Karen Ribeiro, a female undercover agent with the Nevada State Division of Investigation and Narcotics, testified that she first visited appellant on August 12, 1977, after an audit revealed that he had been writing an inordinate amount of prescriptions for quaalude. After a brief medical examination, Ribeiro told the doctor that she and her, boy friend needed quaalude for their social activity. He wrote her prescriptions for quaalude, preludin and dexedrine, although she stated she had no medical difficulties.

*387 Ribeiro testified that on a second visit two weeks later appellant stated that he wasn’t sure of her. “He was leery of me, stating that State Narcotics had come to his office earlier and they maybe using women now.” He still wrote her prescriptions. On a third visit on October 13, 1977, he stated that “the State Narcotics had just arrested Dr. Russell for prescribing too many quaalude, so he had to be careful.” Nevertheless he wrote prescriptions for her for quaalude and for her “boy friend” for preludin, using the name of Jill Bogart, and a third prescription for Ribeiro for dexedrine, using her middle name. He cautioned her to take the prescriptions to different pharmacies.

Dr. Matthew J. Ellenhorn, who qualified as an expert in the fields of medicine and pharmacology, testified for the Government regarding the controlled substances and standards of medical care and practice in prescribing them. In response to hypothetical questions, he testified that, with little exception, the testimony of the Government witnesses indicated no legitimate medical purpose for the many prescriptions for quaalude.

Dr.

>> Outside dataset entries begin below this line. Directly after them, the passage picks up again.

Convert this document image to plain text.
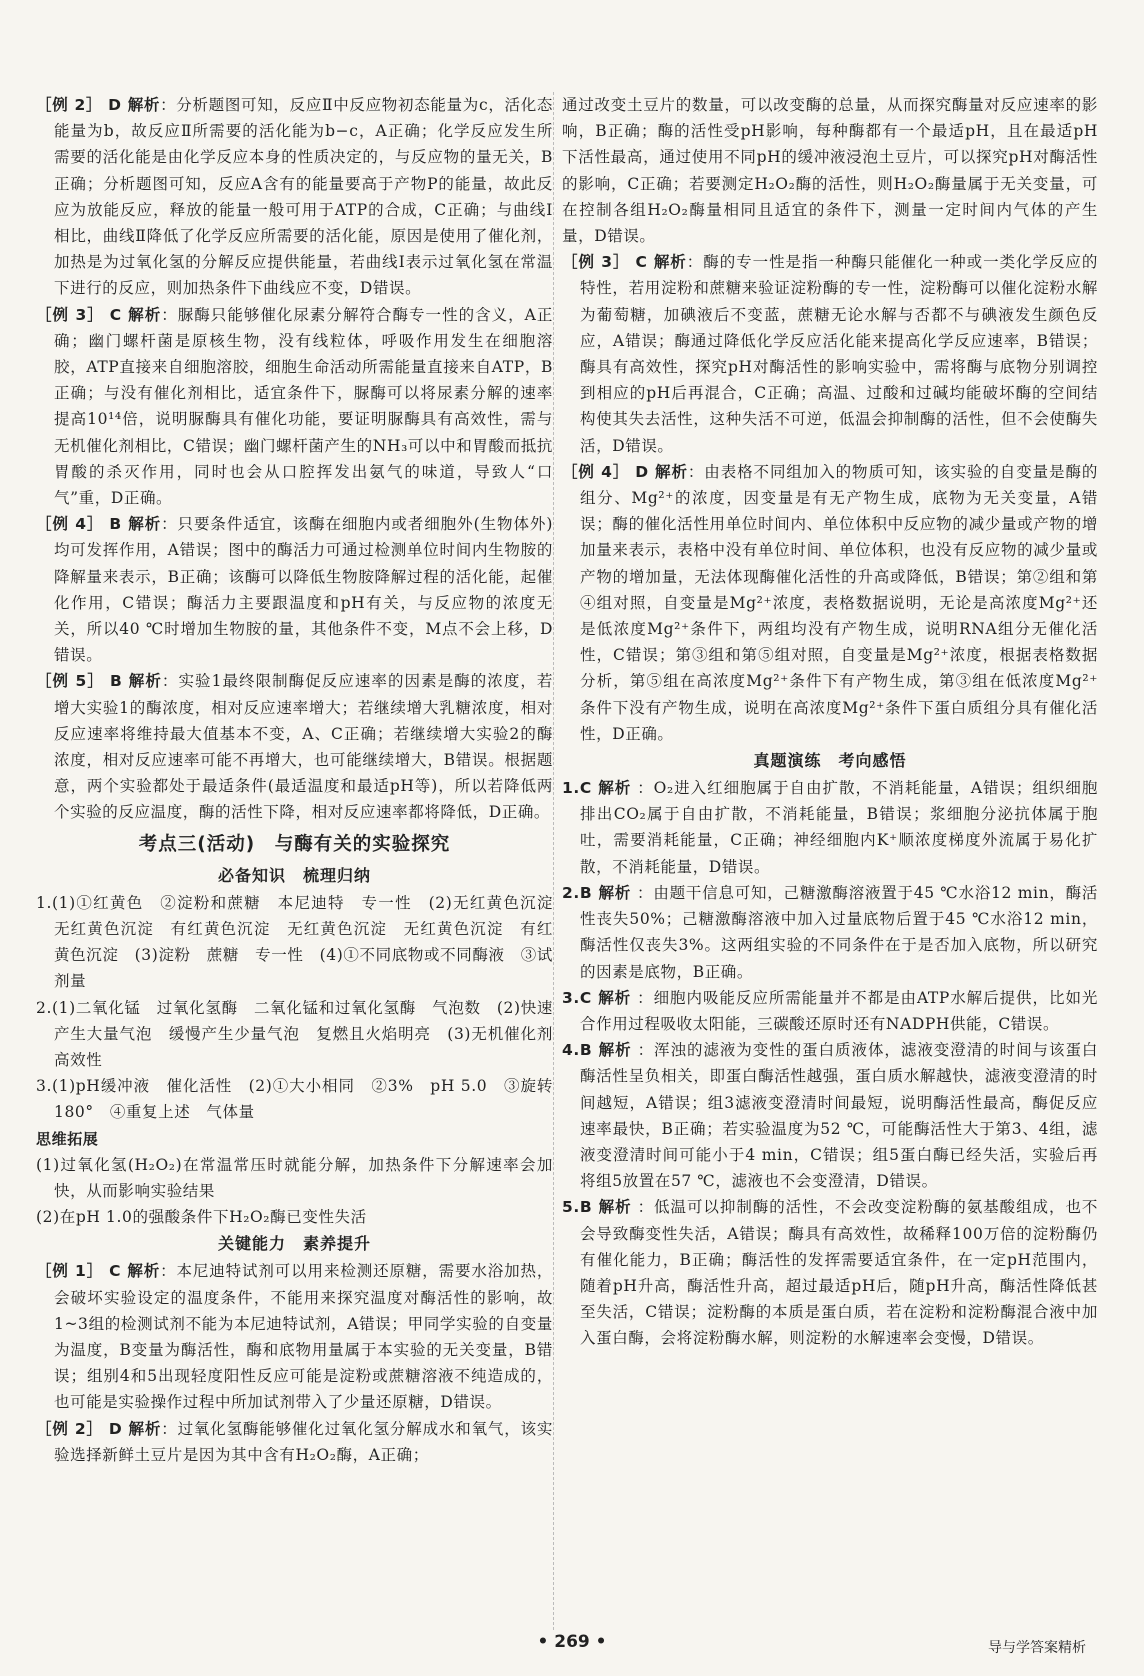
［例 2］ D 解析：分析题图可知，反应Ⅱ中反应物初态能量为c，活化态能量为b，故反应Ⅱ所需要的活化能为b−c，A正确；化学反应发生所需要的活化能是由化学反应本身的性质决定的，与反应物的量无关，B正确；分析题图可知，反应A含有的能量要高于产物P的能量，故此反应为放能反应，释放的能量一般可用于ATP的合成，C正确；与曲线Ⅰ相比，曲线Ⅱ降低了化学反应所需要的活化能，原因是使用了催化剂，加热是为过氧化氢的分解反应提供能量，若曲线Ⅰ表示过氧化氢在常温下进行的反应，则加热条件下曲线应不变，D错误。

［例 3］ C 解析：脲酶只能够催化尿素分解符合酶专一性的含义，A正确；幽门螺杆菌是原核生物，没有线粒体，呼吸作用发生在细胞溶胶，ATP直接来自细胞溶胶，细胞生命活动所需能量直接来自ATP，B正确；与没有催化剂相比，适宜条件下，脲酶可以将尿素分解的速率提高10¹⁴倍，说明脲酶具有催化功能，要证明脲酶具有高效性，需与无机催化剂相比，C错误；幽门螺杆菌产生的NH₃可以中和胃酸而抵抗胃酸的杀灭作用，同时也会从口腔挥发出氨气的味道，导致人“口气”重，D正确。

［例 4］ B 解析：只要条件适宜，该酶在细胞内或者细胞外(生物体外)均可发挥作用，A错误；图中的酶活力可通过检测单位时间内生物胺的降解量来表示，B正确；该酶可以降低生物胺降解过程的活化能，起催化作用，C错误；酶活力主要跟温度和pH有关，与反应物的浓度无关，所以40 ℃时增加生物胺的量，其他条件不变，M点不会上移，D错误。

［例 5］ B 解析：实验1最终限制酶促反应速率的因素是酶的浓度，若增大实验1的酶浓度，相对反应速率增大；若继续增大乳糖浓度，相对反应速率将维持最大值基本不变，A、C正确；若继续增大实验2的酶浓度，相对反应速率可能不再增大，也可能继续增大，B错误。根据题意，两个实验都处于最适条件(最适温度和最适pH等)，所以若降低两个实验的反应温度，酶的活性下降，相对反应速率都将降低，D正确。

考点三(活动)　与酶有关的实验探究
必备知识　梳理归纳

1.(1)①红黄色　②淀粉和蔗糖　本尼迪特　专一性　(2)无红黄色沉淀　无红黄色沉淀　有红黄色沉淀　无红黄色沉淀　无红黄色沉淀　有红黄色沉淀　(3)淀粉　蔗糖　专一性　(4)①不同底物或不同酶液　③试剂量

2.(1)二氧化锰　过氧化氢酶　二氧化锰和过氧化氢酶　气泡数　(2)快速产生大量气泡　缓慢产生少量气泡　复燃且火焰明亮　(3)无机催化剂　高效性

3.(1)pH缓冲液　催化活性　(2)①大小相同　②3%　pH 5.0　③旋转180°　④重复上述　气体量

思维拓展

(1)过氧化氢(H₂O₂)在常温常压时就能分解，加热条件下分解速率会加快，从而影响实验结果

(2)在pH 1.0的强酸条件下H₂O₂酶已变性失活

关键能力　素养提升

［例 1］ C 解析：本尼迪特试剂可以用来检测还原糖，需要水浴加热，会破坏实验设定的温度条件，不能用来探究温度对酶活性的影响，故1~3组的检测试剂不能为本尼迪特试剂，A错误；甲同学实验的自变量为温度，B变量为酶活性，酶和底物用量属于本实验的无关变量，B错误；组别4和5出现轻度阳性反应可能是淀粉或蔗糖溶液不纯造成的，也可能是实验操作过程中所加试剂带入了少量还原糖，D错误。

［例 2］ D 解析：过氧化氢酶能够催化过氧化氢分解成水和氧气，该实验选择新鲜土豆片是因为其中含有H₂O₂酶，A正确；

通过改变土豆片的数量，可以改变酶的总量，从而探究酶量对反应速率的影响，B正确；酶的活性受pH影响，每种酶都有一个最适pH，且在最适pH下活性最高，通过使用不同pH的缓冲液浸泡土豆片，可以探究pH对酶活性的影响，C正确；若要测定H₂O₂酶的活性，则H₂O₂酶量属于无关变量，可在控制各组H₂O₂酶量相同且适宜的条件下，测量一定时间内气体的产生量，D错误。

［例 3］ C 解析：酶的专一性是指一种酶只能催化一种或一类化学反应的特性，若用淀粉和蔗糖来验证淀粉酶的专一性，淀粉酶可以催化淀粉水解为葡萄糖，加碘液后不变蓝，蔗糖无论水解与否都不与碘液发生颜色反应，A错误；酶通过降低化学反应活化能来提高化学反应速率，B错误；酶具有高效性，探究pH对酶活性的影响实验中，需将酶与底物分别调控到相应的pH后再混合，C正确；高温、过酸和过碱均能破坏酶的空间结构使其失去活性，这种失活不可逆，低温会抑制酶的活性，但不会使酶失活，D错误。

［例 4］ D 解析：由表格不同组加入的物质可知，该实验的自变量是酶的组分、Mg²⁺的浓度，因变量是有无产物生成，底物为无关变量，A错误；酶的催化活性用单位时间内、单位体积中反应物的减少量或产物的增加量来表示，表格中没有单位时间、单位体积，也没有反应物的减少量或产物的增加量，无法体现酶催化活性的升高或降低，B错误；第②组和第④组对照，自变量是Mg²⁺浓度，表格数据说明，无论是高浓度Mg²⁺还是低浓度Mg²⁺条件下，两组均没有产物生成，说明RNA组分无催化活性，C错误；第③组和第⑤组对照，自变量是Mg²⁺浓度，根据表格数据分析，第⑤组在高浓度Mg²⁺条件下有产物生成，第③组在低浓度Mg²⁺条件下没有产物生成，说明在高浓度Mg²⁺条件下蛋白质组分具有催化活性，D正确。

真题演练　考向感悟

1.C 解析 ：O₂进入红细胞属于自由扩散，不消耗能量，A错误；组织细胞排出CO₂属于自由扩散，不消耗能量，B错误；浆细胞分泌抗体属于胞吐，需要消耗能量，C正确；神经细胞内K⁺顺浓度梯度外流属于易化扩散，不消耗能量，D错误。

2.B 解析 ：由题干信息可知，己糖激酶溶液置于45 ℃水浴12 min，酶活性丧失50%；己糖激酶溶液中加入过量底物后置于45 ℃水浴12 min，酶活性仅丧失3%。这两组实验的不同条件在于是否加入底物，所以研究的因素是底物，B正确。

3.C 解析 ：细胞内吸能反应所需能量并不都是由ATP水解后提供，比如光合作用过程吸收太阳能，三碳酸还原时还有NADPH供能，C错误。

4.B 解析 ：浑浊的滤液为变性的蛋白质液体，滤液变澄清的时间与该蛋白酶活性呈负相关，即蛋白酶活性越强，蛋白质水解越快，滤液变澄清的时间越短，A错误；组3滤液变澄清时间最短，说明酶活性最高，酶促反应速率最快，B正确；若实验温度为52 ℃，可能酶活性大于第3、4组，滤液变澄清时间可能小于4 min，C错误；组5蛋白酶已经失活，实验后再将组5放置在57 ℃，滤液也不会变澄清，D错误。

5.B 解析 ：低温可以抑制酶的活性，不会改变淀粉酶的氨基酸组成，也不会导致酶变性失活，A错误；酶具有高效性，故稀释100万倍的淀粉酶仍有催化能力，B正确；酶活性的发挥需要适宜条件，在一定pH范围内，随着pH升高，酶活性升高，超过最适pH后，随pH升高，酶活性降低甚至失活，C错误；淀粉酶的本质是蛋白质，若在淀粉和淀粉酶混合液中加入蛋白酶，会将淀粉酶水解，则淀粉的水解速率会变慢，D错误。

• 269 •	导与学答案精析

Potter testified in his defense that he had never had sexual relations with anyone in his office and denied all allegations of improper conduct in the examination and treatment of the Government witnesses.

Contentions on Appeal

Appellant contends that the trial court erred in (1) permitting testimony that the defendant had sexual relations with his patients, (2) failing to give a proper limiting instruction on the evidence of the sexual relations, and (3) allowing testimony concerning the arrest of another doctor for illegally prescribing controlled substances; and (4) that improprieties in the Government’s closing argument deprived him of a fair trial.

I. Evidence of Sexual Conduct

Appellant contends that testimony concerning repeated occurrences of oral sex in his office with the various Government witnesses should have been excluded as irrelevant under Fed.R.Evid. 404(b), and even if relevant, as unfairly prejudicial under Rule 403. We disagree.

Rule 404(b) provides:

(b) Other crimes, wrongs, or acts. Evidence of other crimes, wrongs, or acts is not admissible to prove the character of a person in order to show that he acted in conformity therewith. It may, however, be admissible for other purposes, such as proof of motive, opportunity, intent, preparation, plan, knowledge, identity, or absence of mistake or accident.

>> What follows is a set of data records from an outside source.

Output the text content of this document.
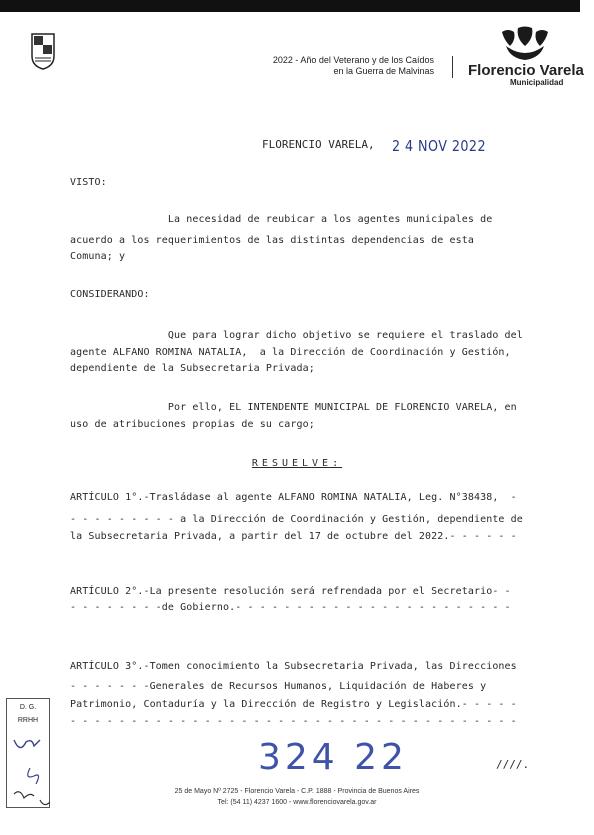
2022 - Año del Veterano y de los Caídos
en la Guerra de Malvinas Florencio Varela
Municipalidad
FLORENCIO VARELA, 2 4 NOV 2022
VISTO:
La necesidad de reubicar a los agentes municipales de
acuerdo a los requerimientos de las distintas dependencias de esta
Comuna; y
CONSIDERANDO:
Que para lograr dicho objetivo se requiere el traslado del
agente ALFANO ROMINA NATALIA,  a la Dirección de Coordinación y Gestión,
dependiente de la Subsecretaria Privada;
Por ello, EL INTENDENTE MUNICIPAL DE FLORENCIO VARELA, en
uso de atribuciones propias de su cargo;
RESUELVE:
ARTÍCULO 1°.-Trasládase al agente ALFANO ROMINA NATALIA, Leg. N°38438,  -
- - - - - - - - - a la Dirección de Coordinación y Gestión, dependiente de
la Subsecretaria Privada, a partir del 17 de octubre del 2022.- - - - - -
ARTÍCULO 2°.-La presente resolución será refrendada por el Secretario- -
- - - - - - - -de Gobierno.- - - - - - - - - - - - - - - - - - - - - - -
ARTÍCULO 3°.-Tomen conocimiento la Subsecretaria Privada, las Direcciones
- - - - - - -Generales de Recursos Humanos, Liquidación de Haberes y
Patrimonio, Contaduría y la Dirección de Registro y Legislación.- - - - -
- - - - - - - - - - - - - - - - - - - - - - - - - - - - - - - - - - - - -
D. G.
RRHH
324 22	////.
25 de Mayo Nº 2725 - Florencio Varela - C.P. 1888 - Provincia de Buenos Aires
Tel: (54 11) 4237 1600 - www.florenciovarela.gov.ar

Here the evidence was not offered to impugn character, as appellant argues, but rather to prove motive and lack of good faith intent in failing to comply with usual “professional practices” and “legitimate medical purposes”.

Rule 404(b) is “one of inclusion which admits evidence of other crimes or acts relevant to an issue in the trial, except where it tends to prove only criminal disposition”. United States v. Rocha, 553 F.2d 615, 616 (9 Cir. 1977). This “inclusionary rule”, however, is subject to the balancing test of Rule 403.